Pourquoi faut-il écouter son corps ?

Vous avez remarqué qu’on va droit dans le mur quand on n’écoute pas son corps ? C’est parce que le corps mémorise tout, sait tout, dit tout. Témoignage personnel pour vous aider à comprendre.

Le corps nous dit toujours la vérité. Il est d’une authenticité à toute épreuve. C’est pourquoi nous avons tout intérêt à l’écouter, à le tenir en haute considération. Sauf qu’avant d’y arriver, il faut commencer à véritablement « habiter » notre corps. Ce qui n’est pas gagné dans notre culture où la tête et le corps sont encore trop souvent considérés comme deux éléments séparés–une aberration pour les yogis !

Il faut dire que c’est tellement facile de vivre déconnecté de notre corps. Prenez mon exemple. La petite quarantaine, je travaillais dans une multinationale où je produisais un magazine d’entreprise à gros budget. Une édition sortait tout juste qu’il fallait bûcher sur la suivante. Une vraie machine à broyer. A ce moment-là de ma vie, mon corps, c’était ce « système » qui me permettait d’aller d’un point A à un point B, d’accomplir les tâches de la journée. Point barre.

Et puis, à 42 ans, le ciel m’est tombé sur la tête. On m’a diagnostiquée un cancer du sein localisé. Chirurgie. Chimio. Radiation. Jamais de ma vie je n’avais imaginé que mon corps pouvait me lâcher.

Un cadeau immense

Peu après la chirurgie, la vie m’a envoyé un cadeau immense : j’ai atterri, par hasard–mais est-ce que c’était vraiment un hasard ?–, dans mon tout premier cours de yoga. Révélation. Aline, qui allait devenir ma prof de yoga jusqu’à sa disparition 14 ans plus tard, m’a emmenée dans un voyage que je n’aurais jamais imaginé.

En me guidant dans des exercices de respiration combinés à des mouvements simples et lents qui engageaient tout le corps, elle m’a poussée à me connecter avec mon corps.
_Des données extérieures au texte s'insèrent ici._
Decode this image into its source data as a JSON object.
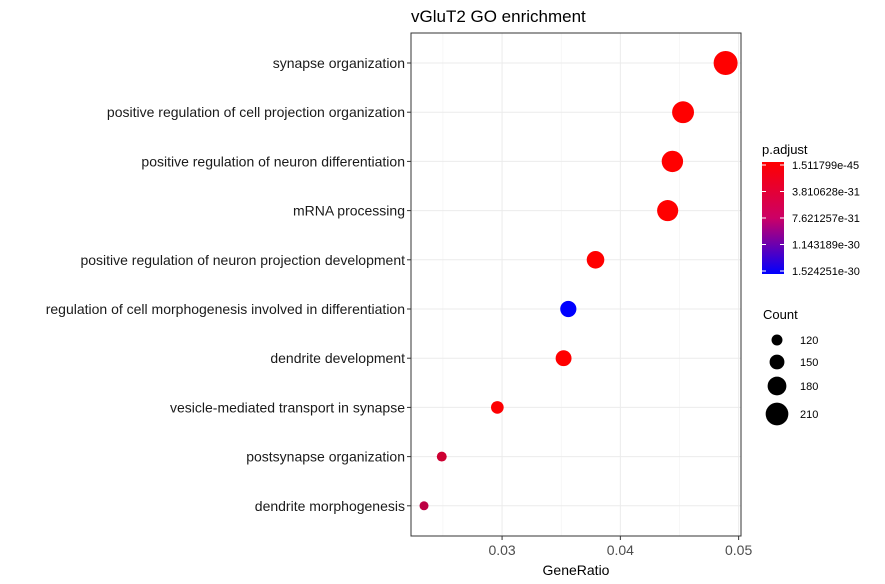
{
  "chart_data": {
    "type": "scatter",
    "title": "vGluT2 GO enrichment",
    "xlabel": "GeneRatio",
    "ylabel": "",
    "xlim": [
      0.0223,
      0.0502
    ],
    "x_ticks": [
      0.03,
      0.04,
      0.05
    ],
    "x_tick_labels": [
      "0.03",
      "0.04",
      "0.05"
    ],
    "grid": true,
    "categories": [
      "synapse organization",
      "positive regulation of cell projection organization",
      "positive regulation of neuron differentiation",
      "mRNA processing",
      "positive regulation of neuron projection development",
      "regulation of cell morphogenesis involved in differentiation",
      "dendrite development",
      "vesicle-mediated transport in synapse",
      "postsynapse organization",
      "dendrite morphogenesis"
    ],
    "points": [
      {
        "term": "synapse organization",
        "gene_ratio": 0.0489,
        "count": 220,
        "p_adjust": 1.5e-45
      },
      {
        "term": "positive regulation of cell projection organization",
        "gene_ratio": 0.0453,
        "count": 204,
        "p_adjust": 1e-40
      },
      {
        "term": "positive regulation of neuron differentiation",
        "gene_ratio": 0.0444,
        "count": 200,
        "p_adjust": 1e-38
      },
      {
        "term": "mRNA processing",
        "gene_ratio": 0.044,
        "count": 198,
        "p_adjust": 1e-37
      },
      {
        "term": "positive regulation of neuron projection development",
        "gene_ratio": 0.0379,
        "count": 171,
        "p_adjust": 1e-34
      },
      {
        "term": "regulation of cell morphogenesis involved in differentiation",
        "gene_ratio": 0.0356,
        "count": 160,
        "p_adjust": 1.524e-30
      },
      {
        "term": "dendrite development",
        "gene_ratio": 0.0352,
        "count": 158,
        "p_adjust": 1e-33
      },
      {
        "term": "vesicle-mediated transport in synapse",
        "gene_ratio": 0.0296,
        "count": 133,
        "p_adjust": 1e-32
      },
      {
        "term": "postsynapse organization",
        "gene_ratio": 0.0249,
        "count": 112,
        "p_adjust": 3e-31
      },
      {
        "term": "dendrite morphogenesis",
        "gene_ratio": 0.0234,
        "count": 105,
        "p_adjust": 4e-31
      }
    ],
    "color_legend": {
      "title": "p.adjust",
      "placement": "right",
      "labels": [
        "1.511799e-45",
        "3.810628e-31",
        "7.621257e-31",
        "1.143189e-30",
        "1.524251e-30"
      ],
      "values": [
        1.511799e-45,
        3.810628e-31,
        7.621257e-31,
        1.143189e-30,
        1.524251e-30
      ],
      "min": 1.511799e-45,
      "max": 1.524251e-30,
      "low_color": "#ff0000",
      "high_color": "#0000ff"
    },
    "size_legend": {
      "title": "Count",
      "placement": "right",
      "values": [
        120,
        150,
        180,
        210
      ],
      "labels": [
        "120",
        "150",
        "180",
        "210"
      ]
    }
  }
}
Pour la première fois, j’ai écouté ce qu’il me disait : j’étais épuisée, vidée, j’étais devenue un robot. Plus tard, j’ai compris que la maladie n’était que le symptôme, l’expression de cet épuisement.

« Le yoga n’a rien a voir avec le renforcement musculaire »

Au fil des cours de yoga et d’un long arrêt maladie, j’ai pu éponger la fatigue. C’est là qu’a commencé une nouvelle phase dans la relation avec mon corps. Grâce à la respiration et les poses de yoga, j’ai ressenti des nœuds, des restrictions presque partout. Aline disait, « le yoga n’a rien à voir avec le renforcement musculaire. C’est une pratique qui aide à dénouer les tensions qui s’inscrivent dans le corps sous forme de tensions et sont issus des schémas répétitifs d’anxiété et de peur qui viennent de la petite enfance ».

Tellement vrai. J’avais grandi auprès de parents à la fois aimants et immatures émotionnellement, tous deux consumés par la peur, la peur de manquer, la peur d’être abandonné, la peur d’exister même. Inévitablement, j’ai suivi leurs pas.

Ecouter notre corps, ça prend du temps

On m’avait appris à répondre aux besoins des autres avant les miens. Cela laisse des traces, des tensions dans le corps que je ressentais au fur et à mesure que je pratiquais le yoga. Sur le tapis, j’ai aussi réalisé que le métier de communicante que j’avais exercé pendant plus de vingt ans n’avait, au fond, pas de sens pour moi. J’ai pris conscience que j’avais laissé partir, bien longtemps auparavant, la Elisabeth qui ne rêvait que de danse, de mouvements et de théâtre, d’échanges profonds avec les autres. Alors, j’ai pris la décision de devenir yoga thérapeute. En retrouvant cette Elisabeth-là. En écoutant enfin mon corps.

Se donner la permission de ressentir

Ecouter notre corps, ça prend du temps, il faut se donner la permission de ressentir. Et pour ressentir, il faut avoir le courage de ralentir. Se poser. S’amarrer à un état de relaxation profonde. C’est la seule solution. Le yoga est un outil idéal pour nous y aider.

Ecouter notre corps, c’est une mission de chaque jour. Ça ne va pas de soi pour tout le monde, pas pour moi en tous les cas. C’est la raison pour laquelle je retourne sur le tapis de yoga, presque tous les jours. Parce que j’ai encore tellement à ressentir, à dénouer.

Ecouter notre corps ne va pas régler tous nos problèmes, loin de là, mais cela va nous aider à être plus authentique avec nous-même et les autres, à faire des choix qui correspondent davantage à notre nature profonde et, par conséquent, à nous sentir plus vivant, quelles que soient les circonstances de la vie. Et ça, c’est déjà beaucoup.